While Eagle was a pioneer in qubit count, newer systems like IBM Heron generally offer improved performance, particularly in terms of lower error rates and higher Circuit Layer Operations Per Second (CLOPS). Eagle's tradeoff was between its significant qubit scale and relatively higher error rates compared to subsequent generations, making Heron more suitable for demanding, deeper circuits.
Key performance metrics for IBM Eagle include its 127 physical qubits, a median ECR two-qubit error rate of 7.58e-3 (as of 2024-07-03), a projected EPLG (Error Per Layer of Gates) of 1.98e-2, and a CLOPS (Circuit Layer Operations Per Second) of 180K (both for 2025). Its Quantum Volume was reported as low in 2022 due to errors, highlighting the challenge of maintaining coherence at scale.
The IBM Quantum Eagle is publicly accessible via the IBM Quantum Platform.
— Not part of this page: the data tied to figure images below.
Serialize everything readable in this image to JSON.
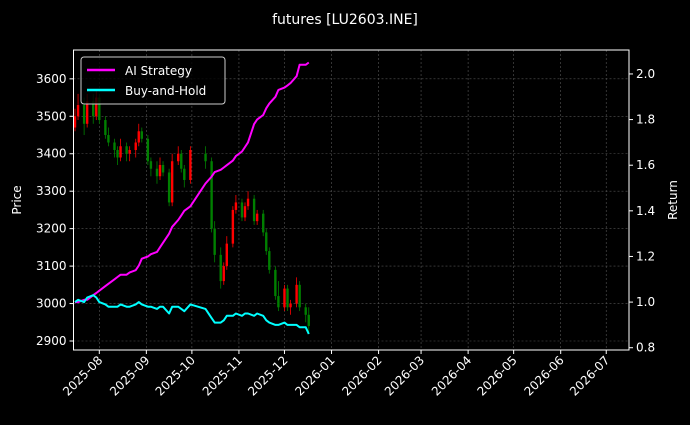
{
  "chart_data": {
    "type": "candlestick+line",
    "title": "futures [LU2603.INE]",
    "ylabel_left": "Price",
    "ylabel_right": "Return",
    "xlim": [
      "2025-07-15",
      "2026-07-16"
    ],
    "ylim_left": [
      2876,
      3677
    ],
    "ylim_right": [
      0.79,
      2.105
    ],
    "x_ticks": [
      "2025-08",
      "2025-09",
      "2025-10",
      "2025-11",
      "2025-12",
      "2026-01",
      "2026-02",
      "2026-03",
      "2026-04",
      "2026-05",
      "2026-06",
      "2026-07"
    ],
    "y_ticks_left": [
      "2900",
      "3000",
      "3100",
      "3200",
      "3300",
      "3400",
      "3500",
      "3600"
    ],
    "y_ticks_right": [
      "0.8",
      "1.0",
      "1.2",
      "1.4",
      "1.6",
      "1.8",
      "2.0"
    ],
    "grid": true,
    "legend_position": "top-left",
    "colors": {
      "up": "#ff0000",
      "down": "#008000",
      "ai": "#ff00ff",
      "bh": "#00ffff",
      "grid": "#555555"
    },
    "dates": [
      "2025-07-16",
      "2025-07-18",
      "2025-07-22",
      "2025-07-24",
      "2025-07-28",
      "2025-07-30",
      "2025-08-01",
      "2025-08-05",
      "2025-08-07",
      "2025-08-11",
      "2025-08-13",
      "2025-08-15",
      "2025-08-19",
      "2025-08-21",
      "2025-08-25",
      "2025-08-27",
      "2025-08-29",
      "2025-09-02",
      "2025-09-04",
      "2025-09-08",
      "2025-09-10",
      "2025-09-12",
      "2025-09-16",
      "2025-09-18",
      "2025-09-22",
      "2025-09-24",
      "2025-09-26",
      "2025-09-30",
      "2025-10-10",
      "2025-10-14",
      "2025-10-16",
      "2025-10-20",
      "2025-10-22",
      "2025-10-24",
      "2025-10-28",
      "2025-10-30",
      "2025-11-03",
      "2025-11-05",
      "2025-11-07",
      "2025-11-11",
      "2025-11-13",
      "2025-11-17",
      "2025-11-19",
      "2025-11-21",
      "2025-11-25",
      "2025-11-27",
      "2025-12-01",
      "2025-12-03",
      "2025-12-05",
      "2025-12-09",
      "2025-12-11",
      "2025-12-15",
      "2025-12-17"
    ],
    "open": [
      3470,
      3500,
      3530,
      3480,
      3540,
      3500,
      3550,
      3490,
      3450,
      3430,
      3410,
      3390,
      3420,
      3400,
      3410,
      3430,
      3460,
      3440,
      3380,
      3360,
      3340,
      3370,
      3350,
      3270,
      3380,
      3400,
      3360,
      3330,
      3400,
      3380,
      3200,
      3130,
      3060,
      3100,
      3160,
      3250,
      3270,
      3230,
      3260,
      3280,
      3220,
      3240,
      3190,
      3140,
      3090,
      3020,
      2990,
      3040,
      2990,
      3000,
      3050,
      2990,
      2970
    ],
    "high": [
      3520,
      3560,
      3550,
      3560,
      3560,
      3570,
      3560,
      3500,
      3470,
      3440,
      3420,
      3440,
      3430,
      3420,
      3440,
      3480,
      3470,
      3450,
      3390,
      3380,
      3390,
      3380,
      3360,
      3400,
      3420,
      3410,
      3370,
      3420,
      3420,
      3390,
      3220,
      3150,
      3110,
      3180,
      3260,
      3290,
      3280,
      3270,
      3300,
      3290,
      3250,
      3250,
      3200,
      3150,
      3100,
      3060,
      3050,
      3050,
      3010,
      3070,
      3060,
      3000,
      2990
    ],
    "low": [
      3460,
      3490,
      3450,
      3470,
      3480,
      3490,
      3480,
      3440,
      3420,
      3390,
      3370,
      3380,
      3380,
      3380,
      3390,
      3420,
      3430,
      3370,
      3340,
      3320,
      3330,
      3340,
      3260,
      3260,
      3370,
      3350,
      3310,
      3320,
      3360,
      3190,
      3110,
      3040,
      3050,
      3090,
      3150,
      3240,
      3220,
      3220,
      3250,
      3210,
      3210,
      3180,
      3130,
      3080,
      3010,
      2980,
      2980,
      2980,
      2970,
      2990,
      2980,
      2950,
      2920
    ],
    "close": [
      3500,
      3530,
      3480,
      3540,
      3500,
      3550,
      3490,
      3450,
      3430,
      3410,
      3390,
      3420,
      3400,
      3410,
      3430,
      3460,
      3440,
      3380,
      3360,
      3340,
      3370,
      3350,
      3270,
      3380,
      3400,
      3360,
      3330,
      3410,
      3380,
      3200,
      3130,
      3060,
      3100,
      3160,
      3250,
      3270,
      3230,
      3260,
      3280,
      3220,
      3240,
      3190,
      3140,
      3090,
      3020,
      2990,
      3040,
      2990,
      3000,
      3050,
      2990,
      2970,
      2940
    ],
    "series": [
      {
        "name": "AI Strategy",
        "values": [
          1.0,
          1.0,
          1.01,
          1.01,
          1.03,
          1.04,
          1.05,
          1.07,
          1.08,
          1.1,
          1.11,
          1.12,
          1.12,
          1.13,
          1.14,
          1.16,
          1.19,
          1.2,
          1.21,
          1.22,
          1.24,
          1.26,
          1.3,
          1.33,
          1.36,
          1.38,
          1.4,
          1.42,
          1.52,
          1.55,
          1.57,
          1.58,
          1.59,
          1.6,
          1.62,
          1.64,
          1.66,
          1.68,
          1.7,
          1.78,
          1.8,
          1.82,
          1.85,
          1.87,
          1.9,
          1.93,
          1.94,
          1.95,
          1.96,
          1.99,
          2.04,
          2.04,
          2.05
        ]
      },
      {
        "name": "Buy-and-Hold",
        "values": [
          1.0,
          1.01,
          1.0,
          1.02,
          1.03,
          1.02,
          1.0,
          0.99,
          0.98,
          0.98,
          0.98,
          0.99,
          0.98,
          0.98,
          0.99,
          1.0,
          0.99,
          0.98,
          0.98,
          0.97,
          0.98,
          0.98,
          0.95,
          0.98,
          0.98,
          0.97,
          0.96,
          0.99,
          0.97,
          0.93,
          0.91,
          0.91,
          0.92,
          0.94,
          0.94,
          0.95,
          0.94,
          0.95,
          0.95,
          0.94,
          0.95,
          0.94,
          0.92,
          0.91,
          0.9,
          0.9,
          0.91,
          0.9,
          0.9,
          0.9,
          0.89,
          0.89,
          0.86
        ]
      }
    ]
  }
}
Users can access it through the platform and Qiskit Runtime. Programming is done using the Qiskit SDK, IBM's open-source quantum computing framework. A free signup is required for an account, with an 'Open plan' offering limited free access and premium plans providing priority.
IBM Eagle operates on a 'Pay-per-minute' pricing model. As of 2025, the pay-as-you-go rate is $96/min, while premium plan users pay $48/min. The primary cost driver is usage time, with a minimum billing increment of 1 second. The 'Open plan' includes 10 minutes of free usage per month.
IBM Eagle is currently active but in a limited capacity. Its roadmap indicates that it is slated to be phased out by 2026, with newer processors like IBM Heron taking its place. This reflects the rapid evolution of quantum hardware, where continuous innovation leads to the introduction of more advanced systems.